また、なかなかおむつが外れないということが社会問題になりつつあるとしたら、地域の中の保育園が「排泄」について悩んだときに相談できる場所になれるのではないか、とも思います。

39年の保育士人生の最後に「おむつ」について考えることから「排泄に寄り添う保育」を実践し保育の本質部分につながる学びを保育園の職員みんなで考えながら実践できたことは、とてもうれしいことであり宝物になりました。今後も「排泄に寄り添う保育から見えてきたこと」をいろいろな形で伝えていきたいと思います。

受賞の言葉

光本千枝

この度は、保育を振り返る機会をいただき、そしてこのような評価をしていただき大変うれしく光栄に思います。排泄に寄り添う保育を実践していく中で、「子どもが主体の排泄の自立とは」、ということを子どもが自分のおしっこやうんちと出会う姿から、保育士がたくさん気づかされ学ぶことが大きかったです。トイトレに悩む親子が増え、おむつはずれの年齢も年々上がっている現状。保育の中では紙おむつのサブスクも広がり、保育や子育ての中で紙おむつには本当に助けられ感謝すべきアイテムです。だからこそ、保育の中で「排泄に寄り添う」ということに向き合い、それを保護者や地域に発信していくことには大きな意味があるのではないかと思います。ともに悩み、喜び、子どもの姿を共有しながら実践をした園のすべての職員、そして保護者の方々に深く感謝したいと思います。

講評

審査員
今井和子(「子どもとことば研究会」代表)

初めてこの論文を読んだとき「これを3歳未満児に携わるすべての保育者に読んでもらいたい」と思いました。なぜなら、子どもたちに排泄の失敗が続くと保育者はついいらだちをぶつけたり、叱ったりすることがどの園でもあるからです。39年という長い保育経験を重ねられ、今、ようやくおもらしを「失敗」ではなく「おしっこでたね~。よかったね~」という喜びで受けとめるようになったこと、それによって子どもたちが意欲的になり自信や自己肯定感が育つ力になったことが述べられています。

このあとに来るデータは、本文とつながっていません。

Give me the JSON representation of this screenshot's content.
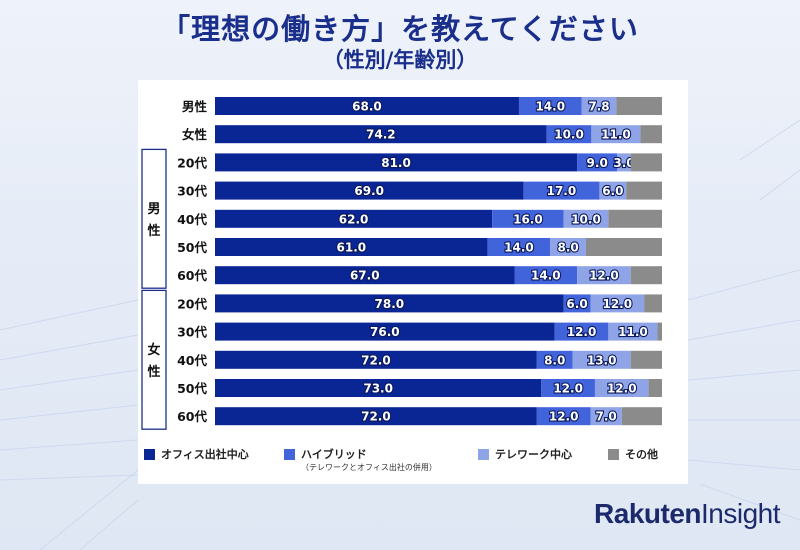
{
  "title": "「理想の働き方」を教えてください",
  "subtitle": "（性別/年齢別）",
  "brand": {
    "name": "Rakuten",
    "sub": "Insight"
  },
  "colors": {
    "office": "#0a2594",
    "hybrid": "#4264db",
    "telework": "#8fa4e6",
    "other": "#8b8b8b"
  },
  "legend": [
    {
      "key": "office",
      "label": "オフィス出社中心",
      "sub": ""
    },
    {
      "key": "hybrid",
      "label": "ハイブリッド",
      "sub": "（テレワークとオフィス出社の併用）"
    },
    {
      "key": "telework",
      "label": "テレワーク中心",
      "sub": ""
    },
    {
      "key": "other",
      "label": "その他",
      "sub": ""
    }
  ],
  "chart_data": {
    "type": "bar",
    "orientation": "horizontal",
    "stacked": true,
    "xlim": [
      0,
      100
    ],
    "groups": [
      {
        "label": "男性",
        "start": 2,
        "end": 6
      },
      {
        "label": "女性",
        "start": 7,
        "end": 11
      }
    ],
    "categories": [
      "男性",
      "女性",
      "20代",
      "30代",
      "40代",
      "50代",
      "60代",
      "20代",
      "30代",
      "40代",
      "50代",
      "60代"
    ],
    "series": [
      {
        "name": "オフィス出社中心",
        "key": "office",
        "values": [
          68.0,
          74.2,
          81.0,
          69.0,
          62.0,
          61.0,
          67.0,
          78.0,
          76.0,
          72.0,
          73.0,
          72.0
        ]
      },
      {
        "name": "ハイブリッド",
        "key": "hybrid",
        "values": [
          14.0,
          10.0,
          9.0,
          17.0,
          16.0,
          14.0,
          14.0,
          6.0,
          12.0,
          8.0,
          12.0,
          12.0
        ]
      },
      {
        "name": "テレワーク中心",
        "key": "telework",
        "values": [
          7.8,
          11.0,
          3.0,
          6.0,
          10.0,
          8.0,
          12.0,
          12.0,
          11.0,
          13.0,
          12.0,
          7.0
        ]
      },
      {
        "name": "その他",
        "key": "other",
        "values": [
          10.2,
          4.8,
          7.0,
          8.0,
          12.0,
          17.0,
          7.0,
          4.0,
          1.0,
          7.0,
          3.0,
          9.0
        ]
      }
    ],
    "label_series": [
      "office",
      "hybrid",
      "telework"
    ]
  }
}
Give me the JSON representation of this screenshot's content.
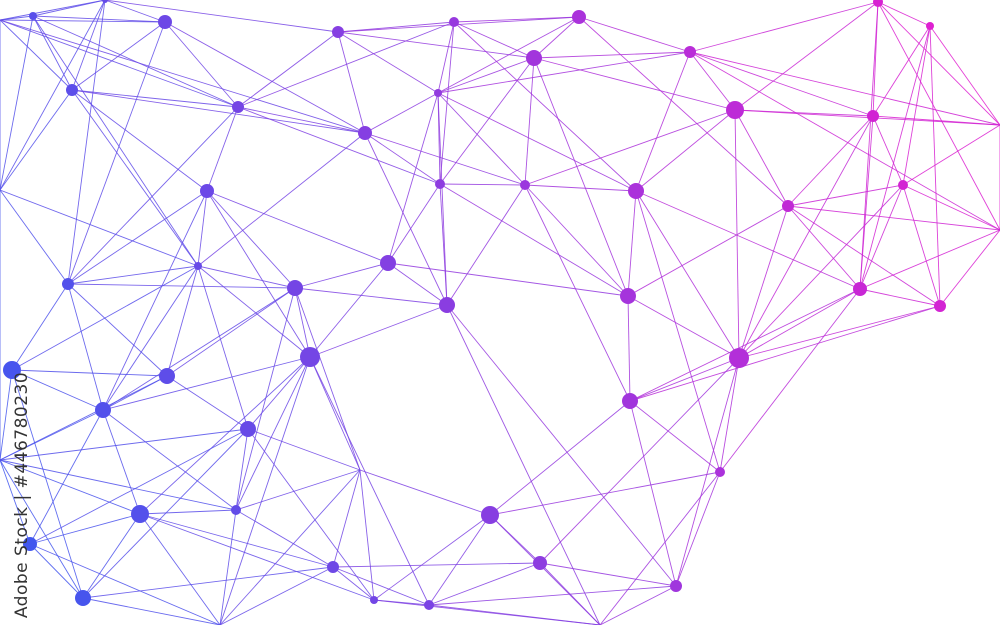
{
  "watermark": {
    "credit": "Adobe Stock | #446780230"
  },
  "colors": {
    "start": "#3a5af0",
    "end": "#e81ccf",
    "background": "#ffffff"
  }
}
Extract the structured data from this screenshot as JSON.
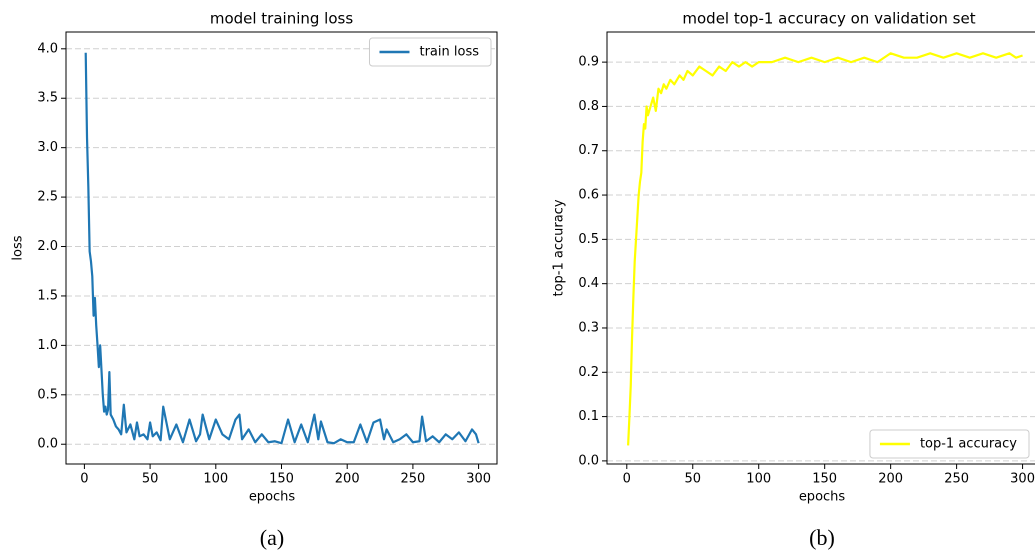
{
  "chart_data": [
    {
      "type": "line",
      "title": "model training loss",
      "xlabel": "epochs",
      "ylabel": "loss",
      "caption": "(a)",
      "x": [
        1,
        2,
        3,
        4,
        5,
        6,
        7,
        8,
        9,
        10,
        11,
        12,
        13,
        14,
        15,
        16,
        17,
        18,
        19,
        20,
        22,
        24,
        26,
        28,
        30,
        32,
        35,
        38,
        40,
        42,
        45,
        48,
        50,
        52,
        55,
        58,
        60,
        65,
        70,
        75,
        80,
        85,
        88,
        90,
        95,
        100,
        105,
        110,
        115,
        118,
        120,
        125,
        130,
        135,
        140,
        145,
        150,
        155,
        160,
        165,
        170,
        175,
        178,
        180,
        185,
        190,
        195,
        200,
        205,
        210,
        215,
        220,
        225,
        228,
        230,
        235,
        240,
        245,
        250,
        255,
        257,
        260,
        265,
        270,
        275,
        280,
        285,
        290,
        295,
        298,
        300
      ],
      "series": [
        {
          "name": "train loss",
          "color": "#1f77b4",
          "values": [
            3.96,
            3.1,
            2.6,
            1.95,
            1.85,
            1.7,
            1.3,
            1.48,
            1.2,
            1.0,
            0.78,
            1.0,
            0.75,
            0.5,
            0.33,
            0.38,
            0.3,
            0.35,
            0.73,
            0.3,
            0.25,
            0.18,
            0.15,
            0.1,
            0.4,
            0.12,
            0.2,
            0.05,
            0.22,
            0.08,
            0.1,
            0.05,
            0.22,
            0.08,
            0.12,
            0.04,
            0.38,
            0.05,
            0.2,
            0.02,
            0.25,
            0.03,
            0.1,
            0.3,
            0.05,
            0.25,
            0.1,
            0.05,
            0.25,
            0.3,
            0.05,
            0.15,
            0.02,
            0.1,
            0.02,
            0.03,
            0.01,
            0.25,
            0.02,
            0.2,
            0.02,
            0.3,
            0.05,
            0.23,
            0.02,
            0.01,
            0.05,
            0.02,
            0.02,
            0.2,
            0.02,
            0.22,
            0.25,
            0.05,
            0.15,
            0.02,
            0.05,
            0.1,
            0.02,
            0.03,
            0.28,
            0.03,
            0.08,
            0.02,
            0.1,
            0.05,
            0.12,
            0.03,
            0.15,
            0.1,
            0.01
          ]
        }
      ],
      "xlim": [
        -14,
        314
      ],
      "ylim": [
        -0.2,
        4.17
      ],
      "xticks": [
        0,
        50,
        100,
        150,
        200,
        250,
        300
      ],
      "yticks": [
        {
          "value": 0,
          "label": "0.0"
        },
        0.5,
        {
          "value": 1,
          "label": "1.0"
        },
        1.5,
        {
          "value": 2,
          "label": "2.0"
        },
        2.5,
        {
          "value": 3,
          "label": "3.0"
        },
        3.5,
        {
          "value": 4,
          "label": "4.0"
        }
      ],
      "grid": true,
      "legend": "upper right"
    },
    {
      "type": "line",
      "title": "model top-1 accuracy on validation set",
      "xlabel": "epochs",
      "ylabel": "top-1 accuracy",
      "caption": "(b)",
      "x": [
        1,
        2,
        3,
        4,
        5,
        6,
        7,
        8,
        9,
        10,
        11,
        12,
        13,
        14,
        15,
        16,
        18,
        20,
        22,
        24,
        26,
        28,
        30,
        33,
        36,
        40,
        43,
        46,
        50,
        55,
        60,
        65,
        70,
        75,
        80,
        85,
        90,
        95,
        100,
        110,
        120,
        130,
        140,
        150,
        160,
        170,
        180,
        190,
        200,
        210,
        220,
        230,
        240,
        250,
        260,
        270,
        280,
        290,
        295,
        300
      ],
      "series": [
        {
          "name": "top-1 accuracy",
          "color": "#ffff00",
          "values": [
            0.035,
            0.1,
            0.17,
            0.28,
            0.37,
            0.45,
            0.5,
            0.55,
            0.6,
            0.63,
            0.65,
            0.72,
            0.76,
            0.75,
            0.8,
            0.78,
            0.8,
            0.82,
            0.79,
            0.84,
            0.83,
            0.85,
            0.84,
            0.86,
            0.85,
            0.87,
            0.86,
            0.88,
            0.87,
            0.89,
            0.88,
            0.87,
            0.89,
            0.88,
            0.9,
            0.89,
            0.9,
            0.89,
            0.9,
            0.9,
            0.91,
            0.9,
            0.91,
            0.9,
            0.91,
            0.9,
            0.91,
            0.9,
            0.92,
            0.91,
            0.91,
            0.92,
            0.91,
            0.92,
            0.91,
            0.92,
            0.91,
            0.92,
            0.91,
            0.915
          ]
        }
      ],
      "xlim": [
        -15,
        317
      ],
      "ylim": [
        -0.007,
        0.968
      ],
      "xticks": [
        0,
        50,
        100,
        150,
        200,
        250,
        300
      ],
      "yticks": [
        {
          "value": 0,
          "label": "0.0"
        },
        0.1,
        0.2,
        0.3,
        0.4,
        0.5,
        0.6,
        0.7,
        0.8,
        0.9
      ],
      "grid": true,
      "legend": "lower right"
    }
  ]
}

また、「このことが排泄にとどまらない、乳児期に大切にしたいことが詰まっていた」とのことですが、その中身を具体的に記述してほしかったです。私は、それこそ「3歳未満児保育の柱である自発性の尊重ではないか」と思いました。

排泄というひとつの生活習慣の自立を大人主導のトイレトレーニングに扱ってしまうのではなく、子どもの自発性を養う力に促していくことで子どもの生活がよみがえることを見事に実践してくれました。